Harry felt his Slytherin instincts engage. If he was going to be part of this, he might as well ensure it was memorable.
"I could modify the enchantments," Harry said thoughtfully, his mind already racing with possibilities. "Add some visual elements to complement the musical ones. Maybe some color-changing effects timed to the verses..."
"Now you're thinking like a proper prankster," George said approvingly.
"And perhaps," Harry continued, warming to the theme, "we could arrange for his precious mirrors to provide backup harmonies?"
The twins stared at him with something approaching awe.
"Harry Potter," Fred said reverently, "you magnificent bastard."
"We knew there was a reason we liked you," George added.
Hedwig buried her head under her wing with a sound that might have been a sigh. Itisa simply closed her eyes and settled more firmly on Harry's lap, apparently resigned to her human's questionable decision-making.
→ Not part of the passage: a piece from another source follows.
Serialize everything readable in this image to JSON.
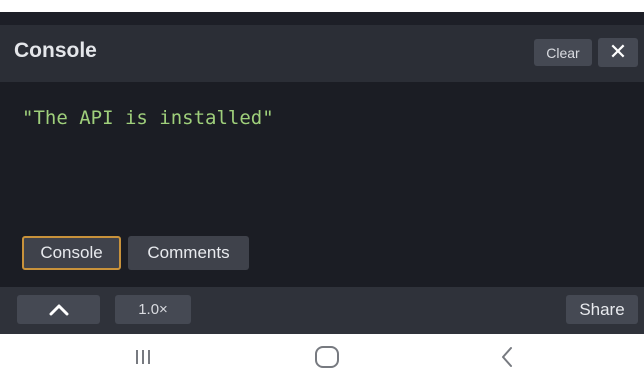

"Count me in," Harry said firmly. "But we do this properly. No half-measures, no amateur hour. If we're going to humiliate Lockhart, we do it with style."
"Naturally," Fred agreed.
"We wouldn't dream of anything less," George added.
"Though," Harry said with a thoughtful expression, "we should probably coordinate with Peeves. Make sure our additions complement his performance rather than competing with it."
"Already arranged," the twins said in unison.
"Meeting tonight at midnight," Fred explained.
"Empty classroom on the third floor," George added.
"Bring your wand and your creative genius," Fred said.
"And maybe some of those color-changing powders you used on his robes last year," George suggested hopefully.
Harry grinned. "I think I can manage that."
As the twins departed with identical expressions of gleeful anticipation, Harry settled back against his pillows and contemplated the immediate future.
Tomorrow, he reflected, is going to be absolutely spectacular.
From the windowsill, Hedwig let out one more disapproving hoot.
Or, Harry amended, noting his Storm Bird's pessimism, it's going to be spectacularly disastrous.
Either way, it's definitely going to be memorable.
Tomorrow
The morning began innocuously enough. Students filed into the Great Hall for breakfast with their usual mixture of sleepiness and anticipation for the day ahead. The only sign that anything unusual was afoot was the excitement radiating from the Gryffindor table, where Fred and George Weasley sat with the sort of innocent expressions that would have made even the most trusting professor suspicious.
At the Slytherin table, Harry Potter pushed his eggs around his plate while trying to look appropriately invalided. Madam Pomfrey had reluctantly allowed him to attend meals, but with strict instructions to return to the Hospital Wing immediately afterward. Sebastian Sallow sat beside him.
"Any moment now," Sebastian murmured under his breath.
"Patience," Harry replied quietly, though his own eyes were fixed on the staff table where Professor Lockhart sat in blissful ignorance, he gestured animatedly to a distinctly uninterested Professor Garlick.
The first note rang out at precisely eight-thirty.
"Oh, Gilderoy, oh what a joy!" sang the armor lining the Grand Staircase, their voices harmonizing in perfect pitch. "With your hair so bright and your smile so coy!"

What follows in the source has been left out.